You may remember how in the Passion of Christ, Jim Cassuli, picked up that rough heavy cross and laying it upon his wounded shoulder, he had a faint smile on his face, as if to say I carry my cross with joy because my Father has appointed this to me. When the stock market slides downward, the car is wrecked or fire changes our lives, are we broken or can we smile and carry that thing for the glory of God?

Calvin and Idolette had three children who died in infancy, one still within the womb, though he had deep grief, his strong composure and trust in God allowed him to go forward with is work.

Once, he was driven out of Geneva for his strong teachings and his stands on civic morals and was in exile for three years until he was invited back by the town fathers. He went right away to the Church and picked up his lectures on Job at the very verse where he had left off when he was sent away. That is “bearing the cross” with the Master. That is part of Christian living.

III. AFTER DEATH COMES RESURRECTION. WE ARE ALSO TO SHOW FORTH THE LIFE OF JESUS IN OUR CHRISTIAN WALK.

HOW DO WE DO THAT?

By being united to Christ’s rising from the dead. We read in Romans 6:3, “just as Christ was raised for the dead by the glory of the Father, even so we also should walk in newness of life.”

You will recall from the Easter message how we are called not only to stand up as Christians who have been raised from death to life, but also to stand out, because we go on to walk according to the new life Christ has given us. In this, we are showing forth His life in our mortal bodies. Jesus comes alive to those around us. He becomes visible and real because we are so deeply united to Him that they can see his living presence in us.

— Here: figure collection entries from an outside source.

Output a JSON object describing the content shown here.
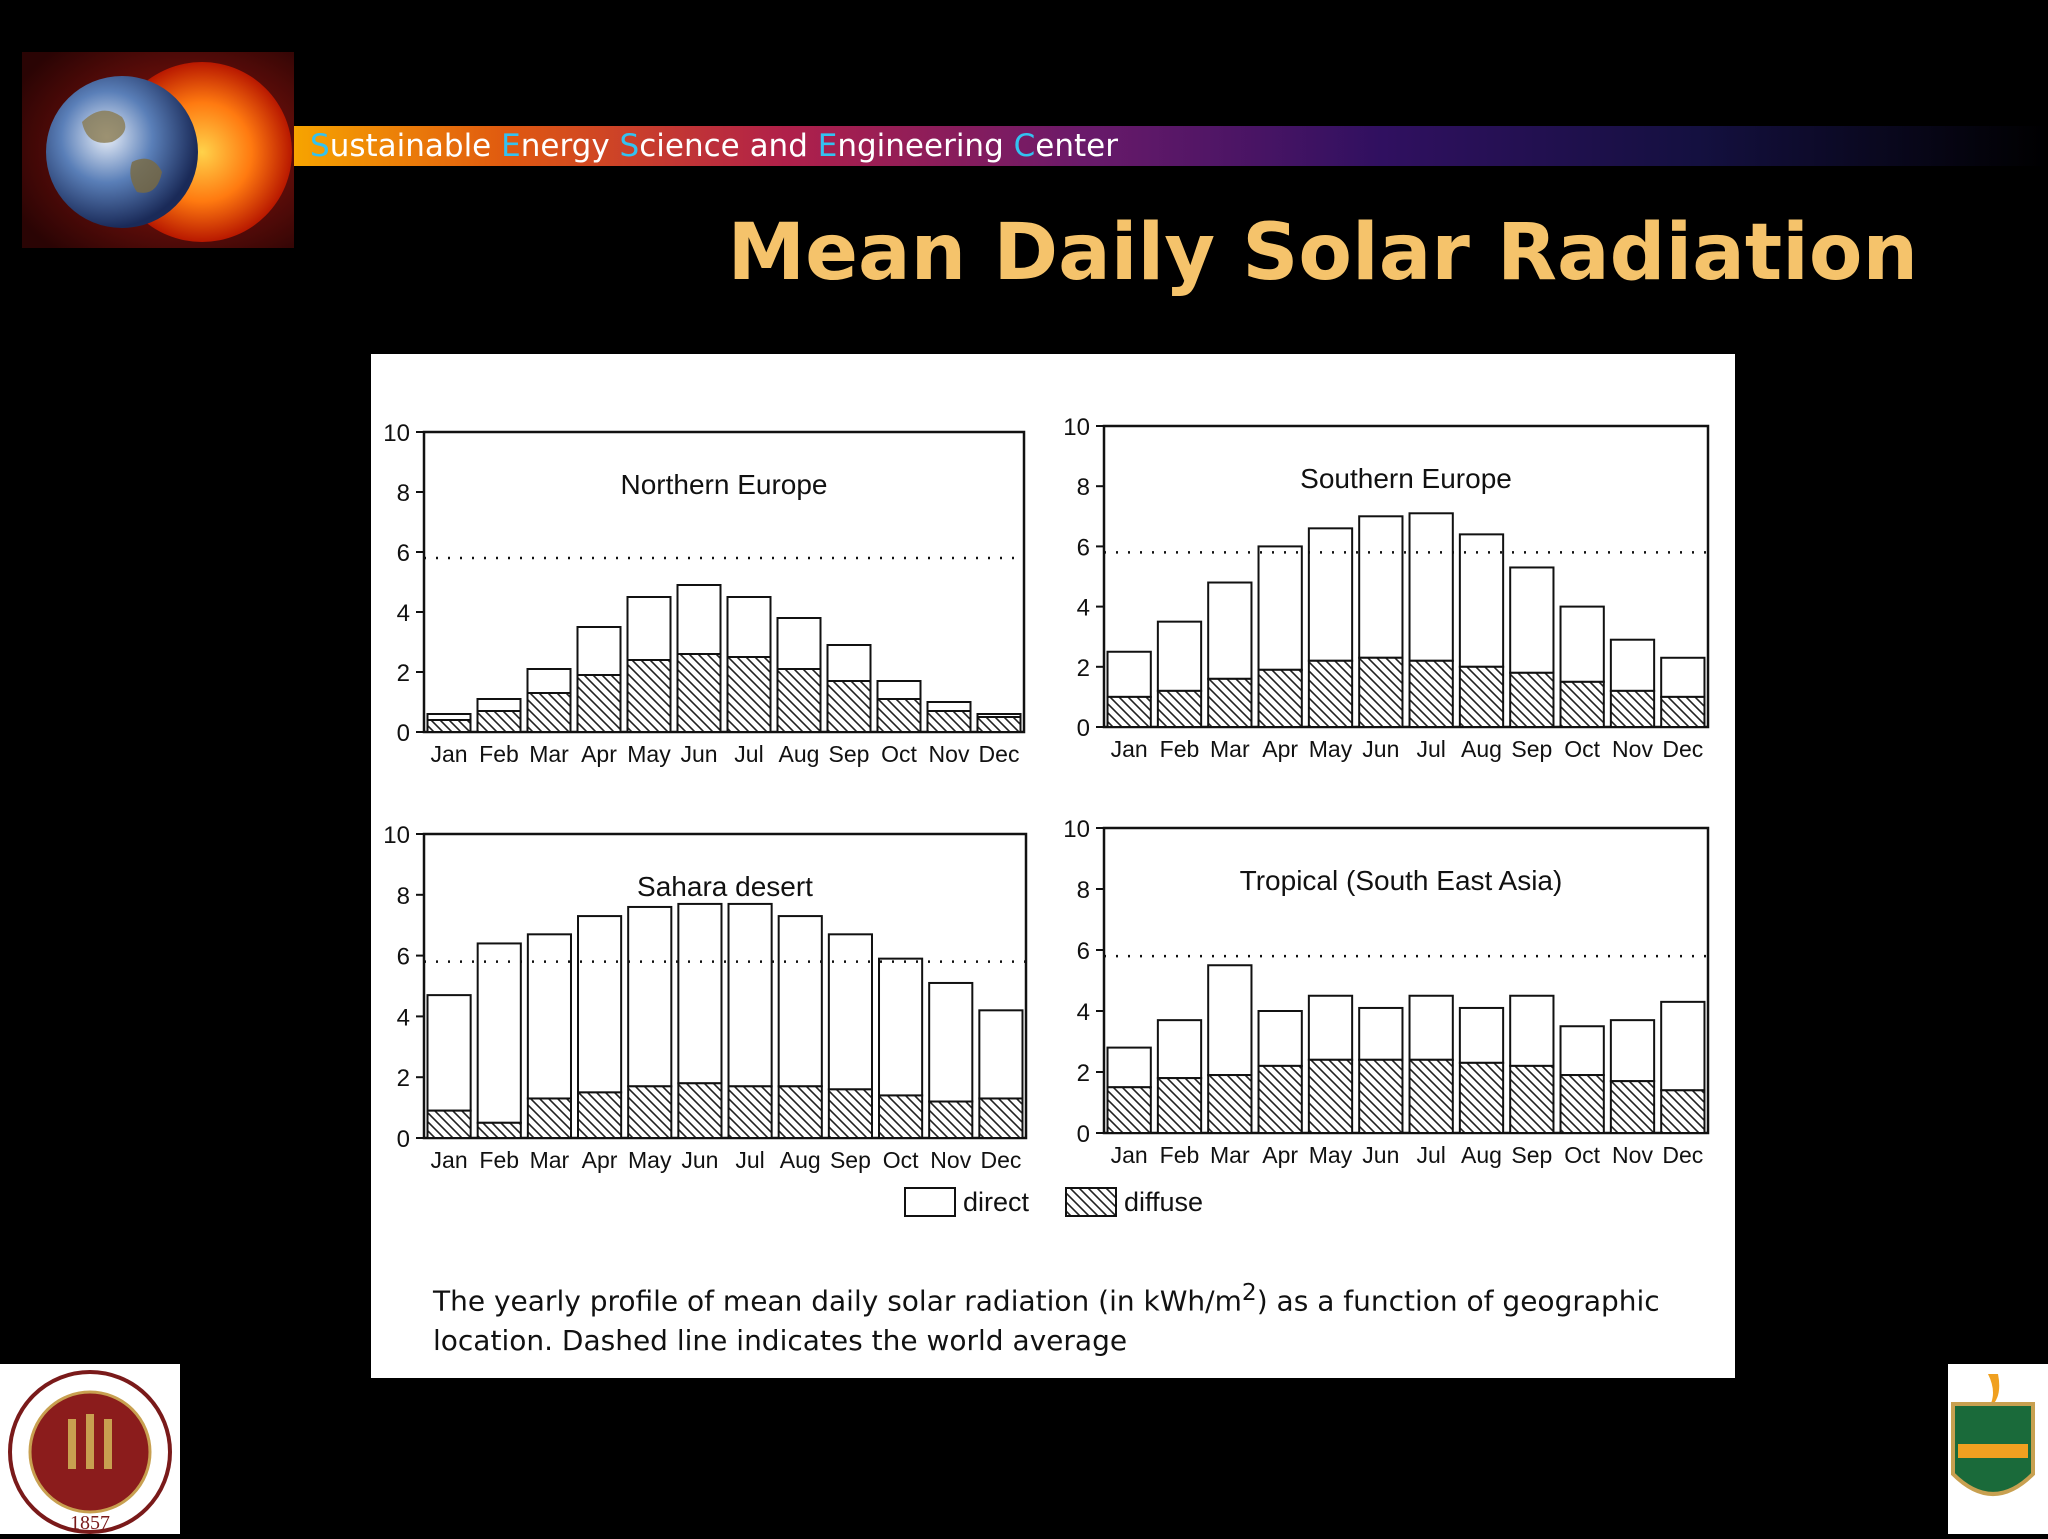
{
  "header": {
    "center_name_parts": [
      {
        "initial": "S",
        "rest": "ustainable "
      },
      {
        "initial": "E",
        "rest": "nergy "
      },
      {
        "initial": "S",
        "rest": "cience and "
      },
      {
        "initial": "E",
        "rest": "ngineering "
      },
      {
        "initial": "C",
        "rest": "enter"
      }
    ],
    "title": "Mean Daily Solar Radiation"
  },
  "colors": {
    "title": "#f5c36b",
    "initials": "#33c2f0",
    "background": "#000000"
  },
  "logos": {
    "left_top": "earth-sun-logo",
    "bottom_left": "fsu-seal",
    "bottom_right": "famu-logo",
    "fsu_year": "1857"
  },
  "caption": {
    "text_before": "The yearly profile of mean daily solar radiation (in kWh/m",
    "superscript": "2",
    "text_after": ") as a function of geographic location. Dashed line indicates the world average"
  },
  "chart_data": [
    {
      "type": "bar",
      "stacked": true,
      "title": "Northern Europe",
      "categories": [
        "Jan",
        "Feb",
        "Mar",
        "Apr",
        "May",
        "Jun",
        "Jul",
        "Aug",
        "Sep",
        "Oct",
        "Nov",
        "Dec"
      ],
      "series": [
        {
          "name": "diffuse",
          "values": [
            0.4,
            0.7,
            1.3,
            1.9,
            2.4,
            2.6,
            2.5,
            2.1,
            1.7,
            1.1,
            0.7,
            0.5
          ]
        },
        {
          "name": "direct",
          "values": [
            0.2,
            0.4,
            0.8,
            1.6,
            2.1,
            2.3,
            2.0,
            1.7,
            1.2,
            0.6,
            0.3,
            0.1
          ]
        }
      ],
      "world_average": 5.8,
      "ylim": [
        0,
        10
      ],
      "yticks": [
        0,
        2,
        4,
        6,
        8,
        10
      ]
    },
    {
      "type": "bar",
      "stacked": true,
      "title": "Southern Europe",
      "categories": [
        "Jan",
        "Feb",
        "Mar",
        "Apr",
        "May",
        "Jun",
        "Jul",
        "Aug",
        "Sep",
        "Oct",
        "Nov",
        "Dec"
      ],
      "series": [
        {
          "name": "diffuse",
          "values": [
            1.0,
            1.2,
            1.6,
            1.9,
            2.2,
            2.3,
            2.2,
            2.0,
            1.8,
            1.5,
            1.2,
            1.0
          ]
        },
        {
          "name": "direct",
          "values": [
            1.5,
            2.3,
            3.2,
            4.1,
            4.4,
            4.7,
            4.9,
            4.4,
            3.5,
            2.5,
            1.7,
            1.3
          ]
        }
      ],
      "world_average": 5.8,
      "ylim": [
        0,
        10
      ],
      "yticks": [
        0,
        2,
        4,
        6,
        8,
        10
      ]
    },
    {
      "type": "bar",
      "stacked": true,
      "title": "Sahara desert",
      "categories": [
        "Jan",
        "Feb",
        "Mar",
        "Apr",
        "May",
        "Jun",
        "Jul",
        "Aug",
        "Sep",
        "Oct",
        "Nov",
        "Dec"
      ],
      "series": [
        {
          "name": "diffuse",
          "values": [
            0.9,
            0.5,
            1.3,
            1.5,
            1.7,
            1.8,
            1.7,
            1.7,
            1.6,
            1.4,
            1.2,
            1.3
          ]
        },
        {
          "name": "direct",
          "values": [
            3.8,
            5.9,
            5.4,
            5.8,
            5.9,
            5.9,
            6.0,
            5.6,
            5.1,
            4.5,
            3.9,
            2.9
          ]
        }
      ],
      "world_average": 5.8,
      "ylim": [
        0,
        10
      ],
      "yticks": [
        0,
        2,
        4,
        6,
        8,
        10
      ]
    },
    {
      "type": "bar",
      "stacked": true,
      "title": "Tropical (South East Asia)",
      "categories": [
        "Jan",
        "Feb",
        "Mar",
        "Apr",
        "May",
        "Jun",
        "Jul",
        "Aug",
        "Sep",
        "Oct",
        "Nov",
        "Dec"
      ],
      "series": [
        {
          "name": "diffuse",
          "values": [
            1.5,
            1.8,
            1.9,
            2.2,
            2.4,
            2.4,
            2.4,
            2.3,
            2.2,
            1.9,
            1.7,
            1.4
          ]
        },
        {
          "name": "direct",
          "values": [
            1.3,
            1.9,
            3.6,
            1.8,
            2.1,
            1.7,
            2.1,
            1.8,
            2.3,
            1.6,
            2.0,
            2.9
          ]
        }
      ],
      "world_average": 5.8,
      "ylim": [
        0,
        10
      ],
      "yticks": [
        0,
        2,
        4,
        6,
        8,
        10
      ]
    }
  ],
  "legend": {
    "direct": "direct",
    "diffuse": "diffuse"
  }
}
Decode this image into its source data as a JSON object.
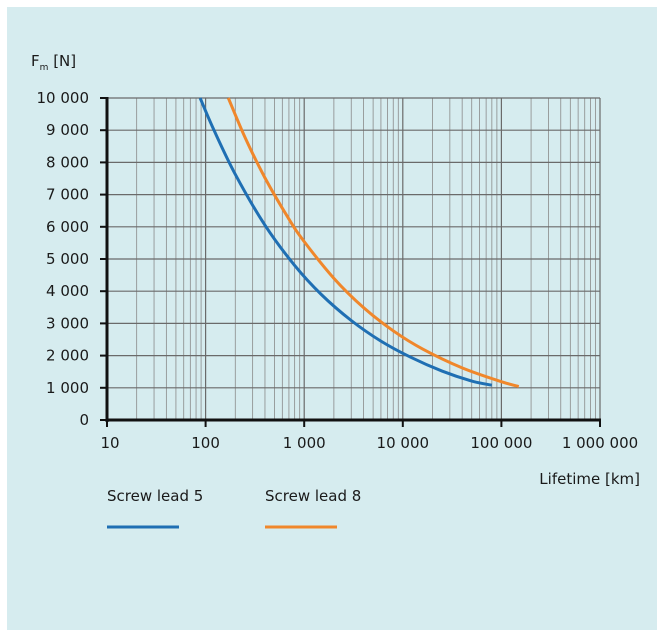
{
  "chart_data": {
    "type": "line",
    "title": "",
    "ylabel_main": "F",
    "ylabel_sub": "m",
    "ylabel_unit": " [N]",
    "xlabel": "Lifetime [km]",
    "x_scale": "log",
    "xlim": [
      10,
      1000000
    ],
    "ylim": [
      0,
      10000
    ],
    "grid": true,
    "legend_position": "bottom-left",
    "x_ticks": [
      10,
      100,
      1000,
      10000,
      100000,
      1000000
    ],
    "x_tick_labels": [
      "10",
      "100",
      "1 000",
      "10 000",
      "100 000",
      "1 000 000"
    ],
    "y_ticks": [
      0,
      1000,
      2000,
      3000,
      4000,
      5000,
      6000,
      7000,
      8000,
      9000,
      10000
    ],
    "y_tick_labels": [
      "0",
      "1 000",
      "2 000",
      "3 000",
      "4 000",
      "5 000",
      "6 000",
      "7 000",
      "8 000",
      "9 000",
      "10 000"
    ],
    "series": [
      {
        "name": "Screw lead 5",
        "color": "#1f6fb3",
        "x": [
          88,
          120,
          200,
          400,
          800,
          1500,
          3000,
          6000,
          12000,
          25000,
          50000,
          80000
        ],
        "y": [
          10000,
          9040,
          7630,
          6050,
          4800,
          3890,
          3090,
          2450,
          1950,
          1520,
          1210,
          1080
        ]
      },
      {
        "name": "Screw lead 8",
        "color": "#f0872b",
        "x": [
          170,
          250,
          400,
          700,
          1000,
          2000,
          4000,
          8000,
          16000,
          40000,
          100000,
          150000
        ],
        "y": [
          10000,
          8790,
          7520,
          6240,
          5540,
          4400,
          3490,
          2770,
          2200,
          1620,
          1190,
          1040
        ]
      }
    ]
  }
}
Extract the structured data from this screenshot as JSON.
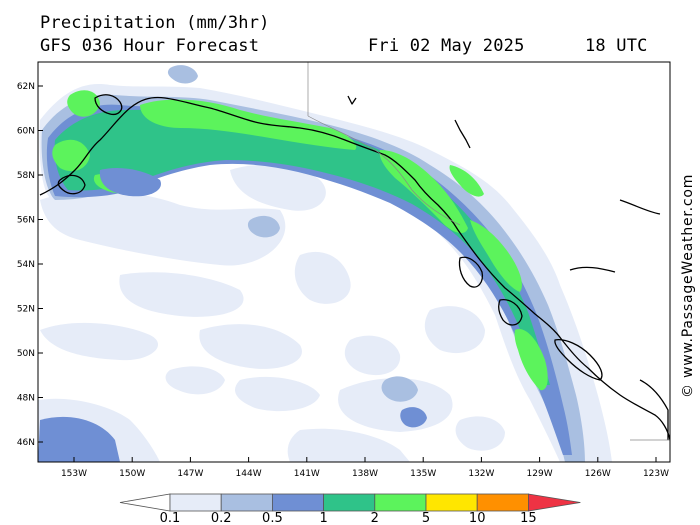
{
  "header": {
    "title": "Precipitation (mm/3hr)",
    "model": "GFS 036 Hour Forecast",
    "date": "Fri 02 May 2025",
    "hour": "18 UTC"
  },
  "credit": "© www.PassageWeather.com",
  "map": {
    "lat_labels": [
      "62N",
      "60N",
      "58N",
      "56N",
      "54N",
      "52N",
      "50N",
      "48N",
      "46N"
    ],
    "lon_labels": [
      "153W",
      "150W",
      "147W",
      "144W",
      "141W",
      "138W",
      "135W",
      "132W",
      "129W",
      "126W",
      "123W"
    ],
    "land_color": "#ffffff",
    "coast_color": "#000000"
  },
  "scale": {
    "labels": [
      "0.1",
      "0.2",
      "0.5",
      "1",
      "2",
      "5",
      "10",
      "15"
    ],
    "colors": [
      "#ffffff",
      "#e6ecf8",
      "#a9bfe1",
      "#6f8fd4",
      "#2fc389",
      "#5cf35c",
      "#ffe600",
      "#ff9000",
      "#ee3344"
    ]
  },
  "precip_colors": {
    "very_light": "#e6ecf8",
    "light": "#a9bfe1",
    "moderate": "#6f8fd4",
    "teal": "#2fc389",
    "green": "#5cf35c"
  }
}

The other way in which our union with Christ affects our daily walk is His ascension. Forty days after he rose from the dead, He was taken up into Heaven and His followers saw Him go. He ascended to draw us with Him, to bring us to glory with Him. He had promised “where I am there you shall be also.”

Whatever Christ has promised us, we already possess. We are even now with Him in heavenly places, spiritually. So, we live that out by meditating on heavenly things, and future glories with Christ. We lay up treasures in heaven instead of being tangled up with things of this earth. In the Christian life the stress is always on the future things. We look upward and onward.

It must be our intense aim to focus on Him. It is not natural to us to meditate on Him in His heavenly state, to pray to Him there, to commune with Him there. We must put away our picture of Jesus by the seashore, in fact all pictures of Jesus. He is high and lifted up. Eye has not seen nor ear heard yet of His great majesty.

This kind of meditating on the risen and ascended Christ is a vital part of our Christian walk. Calvin used the example of the unjust steward of Luke 16 to spur us on. Think of how keen that fellow was to prepare for his future, to plan and work for what would happen when he was out of job. That kind of intense focus on the future life will change our conduct in the here and now.

Calvin practiced what he preached. He preached of the vanity and troubles of this life and kept pointing people to what was ahead. He lived a spartan life, using every moment in the preparation of himself and others for eternal life, passing out evangelistic tracts on the streets of Geneva to tell people of the folly of living only for this world, and not focusing on the life to come.

He taught as well the enjoyment with gratitude of the life we now have. But we are to see it as passing and unhappy in so many ways when compared to what Christ has prepared for us. He taught us that when we taste the sweetness of this world God is whetting our appetite and our hope to seek after the full reality of God’s good gift in the life to come.

This absorption with future things will help us overcome the fear of death. He taught that our faith will compel us ardently to seek what our human nature dreads. In death, we are returned from exile to dwell in the “homeland”.

All this cannot be done unaided by the human mind. We need the Holy Spirit to use the sacramental worship of the church to be a ladder by which our thoughts can ascend to Heaven and we can deny ourselves and bear our crosses valiantly. Worship is the hand of God stretched down to us in order to lift us up to the heavenly places.